Вот об этом и силилась Мите она рассказать, укопав миньятюрное тельце в мягчайших подушечках, вздернувши умницы бровки; ждала, что он скажет; ведь он только слушал ее без протеста; и силился высказать то, что не выскажешь:
– Нет, не умею.
– Попробуйте, Митенька, сделать, как я: посидимте, закроем глаза; и – «туда».
И – сидели: ковер кайруанский сплетал изузоры свои; попугайчик метался:
– Безбожники! И появлялась мадам Вулеву:
– Экскюзэ: я не знала; вы здесь – не одна… И Лизаша сверкала от гнева глазенками.
Люди делилися ею; одни не бывали «там», как Вулеву; а другие, как Митя, бывали: во сне; сон тот силилась выявить Мите, его сделать опытами молчаливых каких-то радений (игра в посиделки), а Митя, своим подсознаньем тянувшийся к ней; преломленный «русалкой больною», в ней жившей, тогда становился уродцем: не мог ухватиться за то, чему не было форм; думал – хочет схватиться за ножку.
Лизаша же – щелк его:
– Митька, отстаньте!
И после – трепля по головке:
– Уродец!
Да, странно сложились ее отношения к Мите.

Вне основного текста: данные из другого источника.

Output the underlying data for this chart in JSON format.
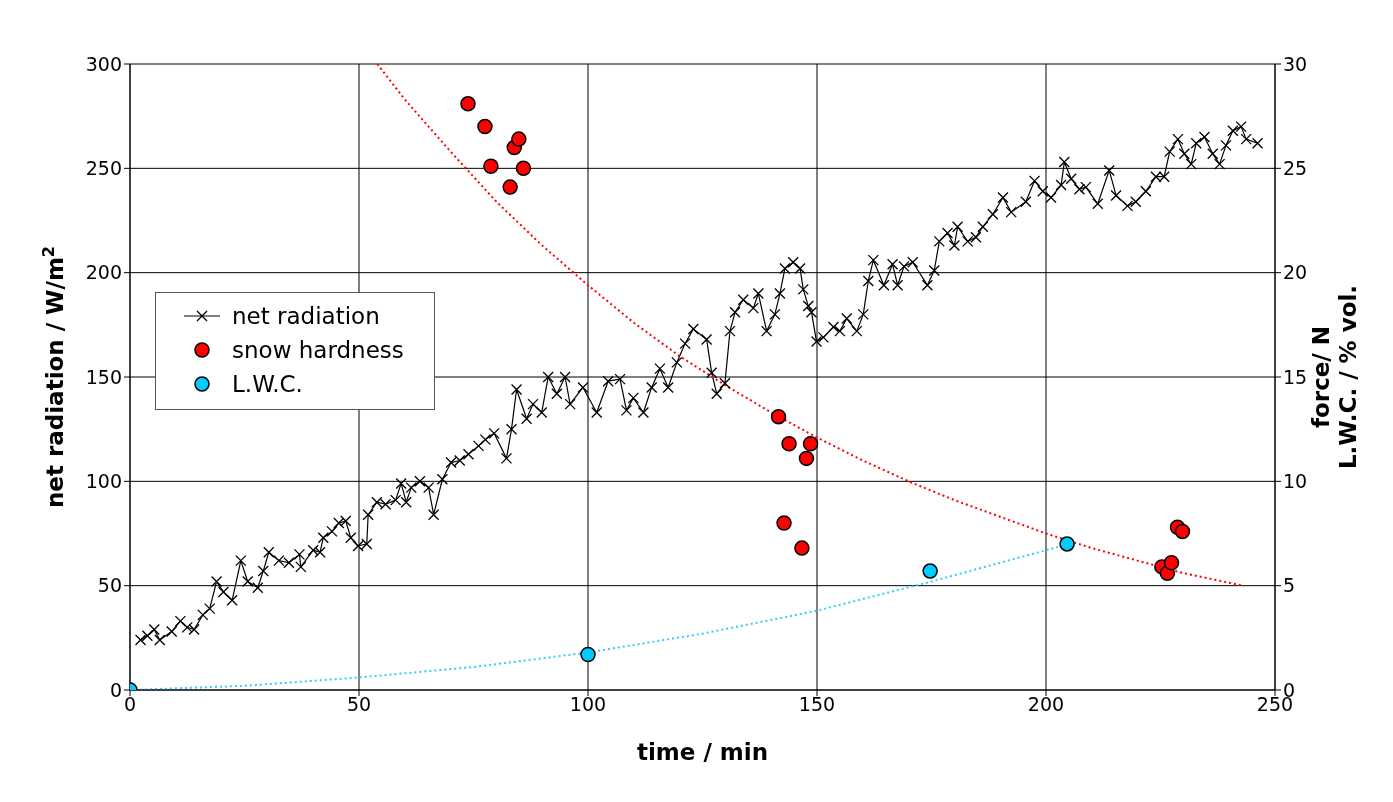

В Ликуй-Табачихе бил колокол – густо, с завоями; туча разинулась красным ядром; искроигрием ледени бросилась улица; и позабыв, что дала уже, нищему – в руку монеткой она:
– Да воздаст тебе сторицей бог! Тут и Митю увидела.
Он крепышем, в карачае, в тулупчике черной овчины, надвинув на лоб малахай, разушастую шапку, спешил к себе:
– Митенька!
– Здравствуйте.
И показалось, что встреча ему неприятна. Она объяснила по-своему это и стала просить к ним вернуться:
– «Вы „богушку“ вовсе не знаете, Митенька: вспыльчивый он… Ну, ему показалось тогда, что вы… вы… – покраснела, – меня обижаете… Я уж ему объяснила все это.

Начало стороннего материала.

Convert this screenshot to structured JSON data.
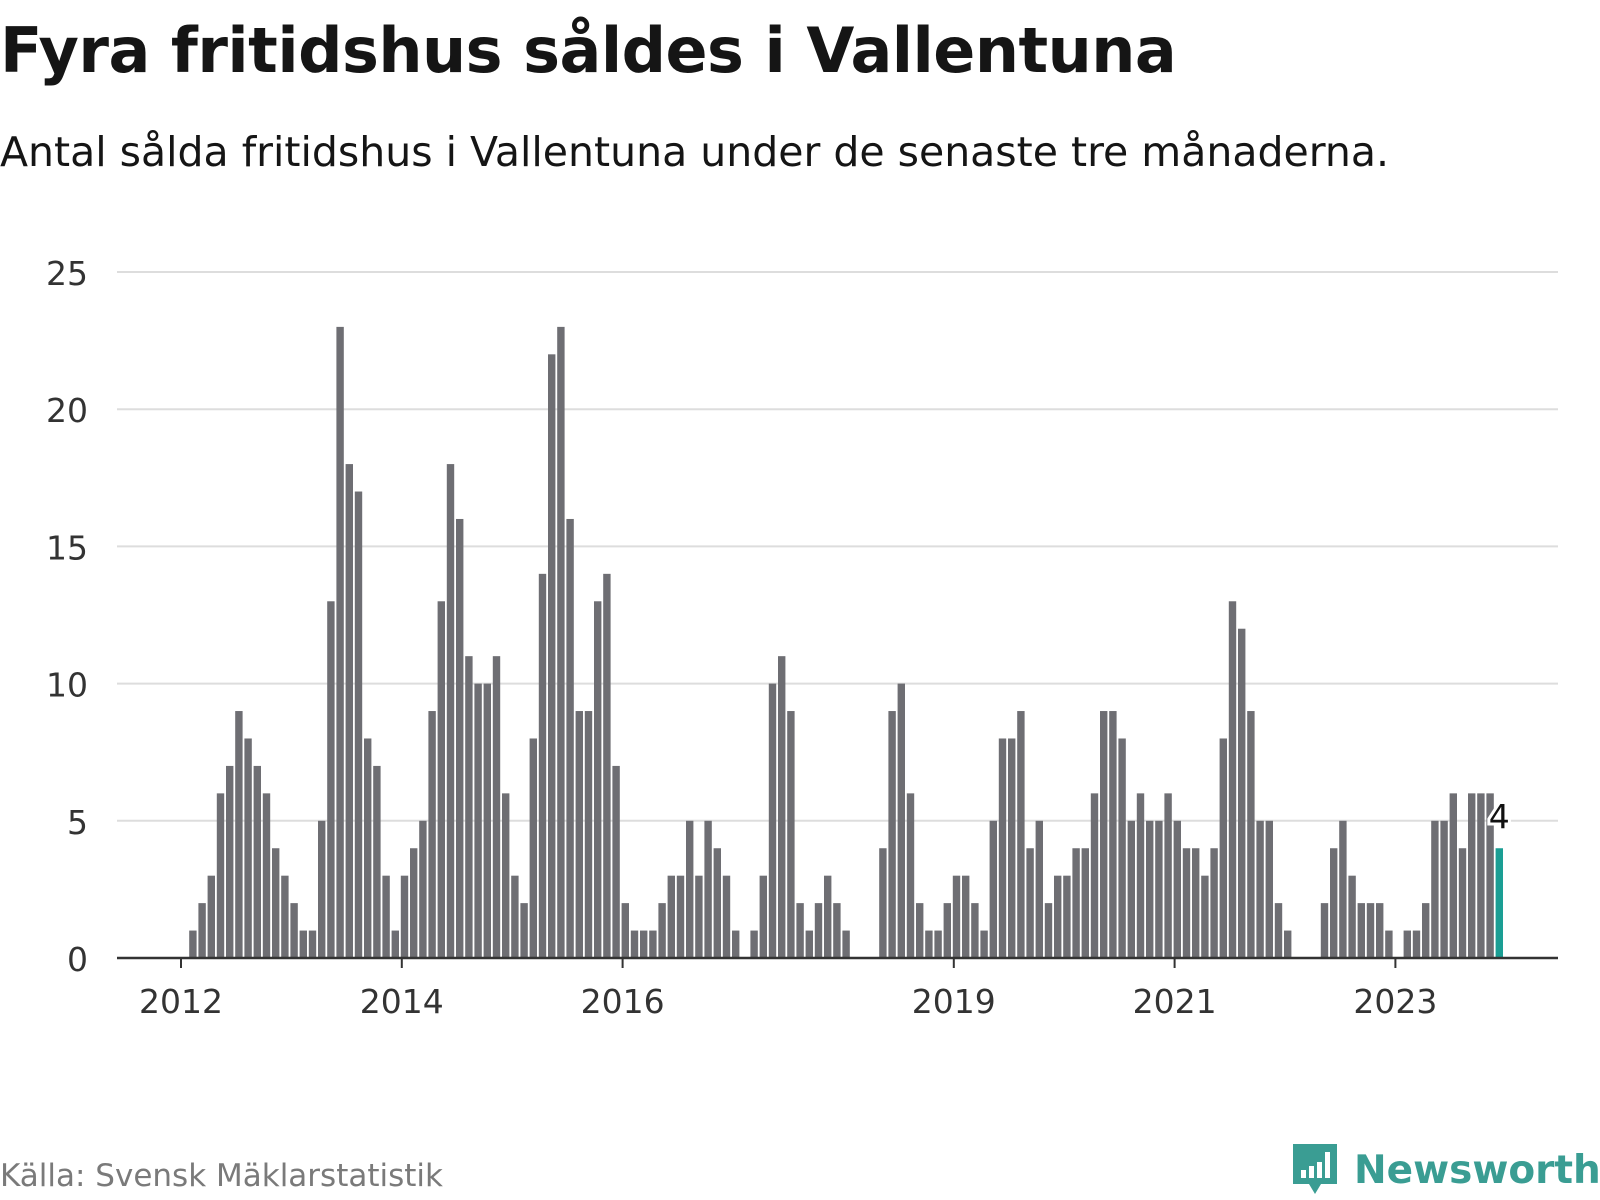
{
  "header": {
    "title": "Fyra fritidshus såldes i Vallentuna",
    "subtitle": "Antal sålda fritidshus i Vallentuna under de senaste tre månaderna."
  },
  "footer": {
    "source": "Källa: Svensk Mäklarstatistik",
    "brand": "Newsworthy"
  },
  "colors": {
    "bar": "#6e6e73",
    "highlight": "#1a9e94",
    "grid": "#dddddd",
    "axis": "#333333",
    "text": "#333333",
    "brand": "#3a9d93"
  },
  "chart_data": {
    "type": "bar",
    "title": "Fyra fritidshus såldes i Vallentuna",
    "xlabel": "",
    "ylabel": "",
    "ylim": [
      0,
      25
    ],
    "yticks": [
      0,
      5,
      10,
      15,
      20,
      25
    ],
    "grid": true,
    "x_start": "2012-01",
    "x_ticks": [
      {
        "label": "2012",
        "index": 0
      },
      {
        "label": "2014",
        "index": 24
      },
      {
        "label": "2016",
        "index": 48
      },
      {
        "label": "2019",
        "index": 84
      },
      {
        "label": "2021",
        "index": 108
      },
      {
        "label": "2023",
        "index": 132
      }
    ],
    "values": [
      0,
      1,
      2,
      3,
      6,
      7,
      9,
      8,
      7,
      6,
      4,
      3,
      2,
      1,
      1,
      5,
      13,
      23,
      18,
      17,
      8,
      7,
      3,
      1,
      3,
      4,
      5,
      9,
      13,
      18,
      16,
      11,
      10,
      10,
      11,
      6,
      3,
      2,
      8,
      14,
      22,
      23,
      16,
      9,
      9,
      13,
      14,
      7,
      2,
      1,
      1,
      1,
      2,
      3,
      3,
      5,
      3,
      5,
      4,
      3,
      1,
      0,
      1,
      3,
      10,
      11,
      9,
      2,
      1,
      2,
      3,
      2,
      1,
      0,
      0,
      0,
      4,
      9,
      10,
      6,
      2,
      1,
      1,
      2,
      3,
      3,
      2,
      1,
      5,
      8,
      8,
      9,
      4,
      5,
      2,
      3,
      3,
      4,
      4,
      6,
      9,
      9,
      8,
      5,
      6,
      5,
      5,
      6,
      5,
      4,
      4,
      3,
      4,
      8,
      13,
      12,
      9,
      5,
      5,
      2,
      1,
      0,
      0,
      0,
      2,
      4,
      5,
      3,
      2,
      2,
      2,
      1,
      0,
      1,
      1,
      2,
      5,
      5,
      6,
      4,
      6,
      6,
      6,
      4
    ],
    "highlight_index": 143,
    "highlight_label": "4"
  }
}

Но Митя – заумничал: нет, нет, нет, нет!
– Понимаете сами… Бить…
– Митенька…
– Чорт, – я не кто-нибудь!… Я и отцу, – он схвастнул, – не позволю… Я… мы веденяпинцы…
Крепко обиделся.
И – обнаружилось, что он имеет какое-то что-то: «свое»; о Мандро ему некогда думать; теперь он уж – -сам; Веденяпина слушает он…
Перебила Лизаша его; стала спрашивать:
– Ну, а как с «этим»?
– О чем вы?
Она разумела – подлог.
Митя ей – с напускным равнодушием:
– Вздор: пустяки. И опять принялся:
– Веденяпинцы… Нас Веденяпин… У нас Веденяпин…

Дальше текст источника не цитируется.